Muchos de los problemas de nuestra relación con la naturaleza provienen de no entender ese punto de partida básico: que está interconectada y es cambiante. Zambrano explica con estupor que nuestra idea de naturaleza representada por un jardín cuadrado habla más de nuestra ignorancia o prepotencia que de la naturaleza. “El pasto perfectamente cortado demuestra la necesidad de controlar —más bien de reprimir— la naturaleza. Evidencia nuestra creencia de que no somos parte de la naturaleza sino superiores”. Este ecólogo considera que las religiones occidentales han profundizado en esta visión, “pues sugieren que el ser humano fue creado a imagen y semejanza de Dios en un día diferente a los demás, el último, ya que el creador había practicado con seres inferiores”. El hombre, según la religión, fue creado explícitamente para controlar la naturaleza con derecho a cambiar corrientes de ríos y cortar tajos de montañas. La mayoría de las acciones humanas ligadas al desarrollo están relacionadas con “la conquista” de la naturaleza. Incluso así se ha denominado la conquista de los mares o la del espacio.
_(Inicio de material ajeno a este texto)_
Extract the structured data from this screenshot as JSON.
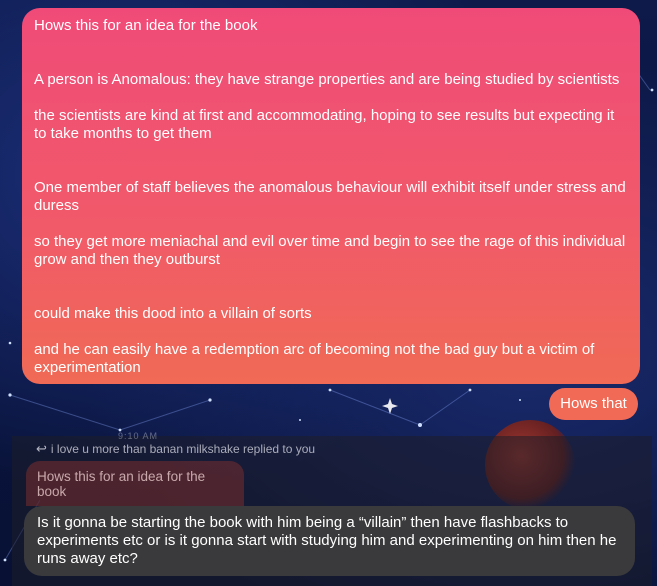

En el desierto de Arizona, en 1991, realizaron un experimento. Bajo una serie de domos, aislaron cerca de dos mil metros cuadrados de desierto. Querían crear siete pequeños biomas (o ecosistemas) como la selva tropical, el manglar, el arrecife coralino, el mar, el pastizal y el desierto. El objetivo era evaluar algunos elementos de cada bioma para ver cómo interactuaban entre ellos y demostrar que eran autosuficientes con el control del ser humano.
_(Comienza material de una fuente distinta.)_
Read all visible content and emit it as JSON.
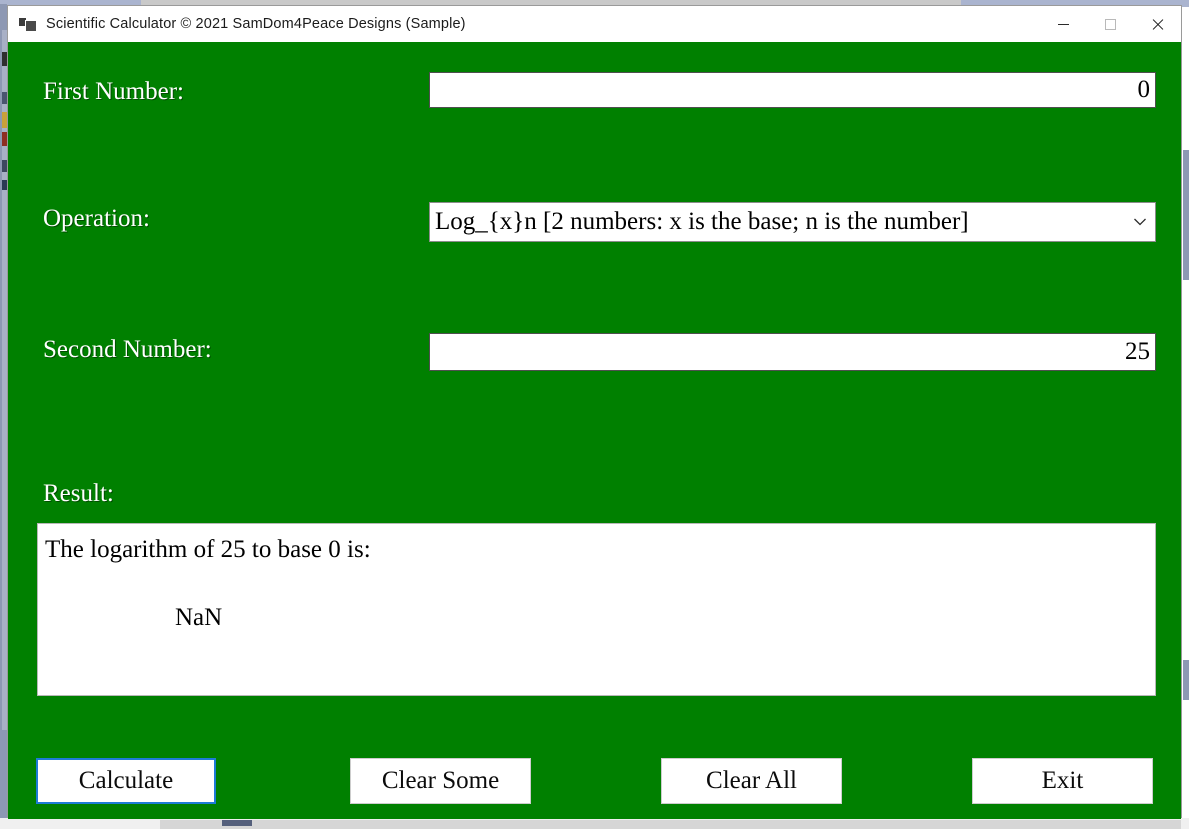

La ambición del proyecto la hemos visto desplegada por algunas de las nuevas urbes del planeta: la fantasía del ser humano de poder crear un ecosistema en zonas inhóspitas y controlarlo para que funcione por sí solo persiste. La esperanza de aquel experimento era crear una serie de ecosistemas que pudieran sobrevivir, bajo domos, en zonas inhóspitas de otros planetas. Así, los seres humanos podrían colonizarlos. ¿Qué sucedió?
El experimento fracasó. Intentó comprender el funcionamiento de la naturaleza desde una perspectiva lineal, no sistémica. Terminó reflejando la necesidad de quienes lo crearon de controlar. La idea no era nueva. Varios arquitectos, entre ellos el visionario Bukminster Fuller, lo habían intentado. “El sueño de aislarse por completo de la naturaleza y así controlarla persiste al considerar que el contacto directo reduce la eficiencia en la utilización de energía.
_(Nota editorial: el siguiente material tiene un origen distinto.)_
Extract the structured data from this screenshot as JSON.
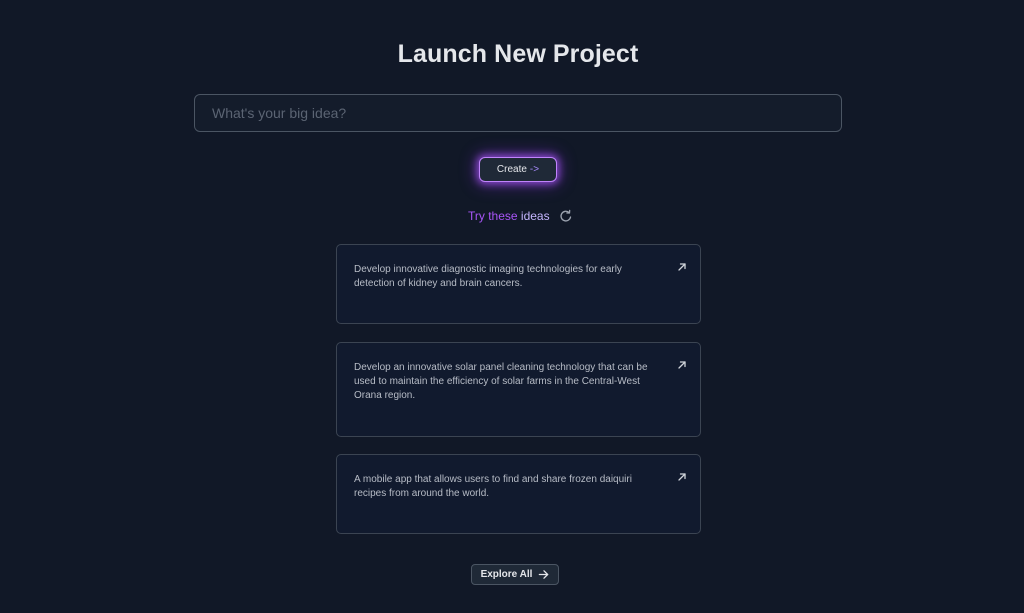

El domo gigante propuesto por Fuller “tenía que ahorrar la energía desperdiciada en el calentamiento de edificios e iba a captar el agua de la lluvia y la nieve para uso en la ciudad”, explica Zambrano. “Pero, de nuevo, los cálculos realizados para comprender las ventajas del domo fueron hechos con visión lineal”. Por eso hablaban de las cantidades de agua y energía que se podrían ahorrar. Zambrano considera que el aislamiento de los humanos con respecto a la naturaleza comenzó en las ciudades, con el asfalto que nos impide ver el suelo y el subsuelo vivos. El ecólogo sostiene que “la búsqueda del aislamiento es la que ha producido cambios en el clima. Los aires acondicionados necesitan de grandes cantidades de energía que repercuten en la cantidad de dióxido de carbono que arrojamos a la atmósfera, y que a su vez es la que genera el fenómeno del cambio climático”.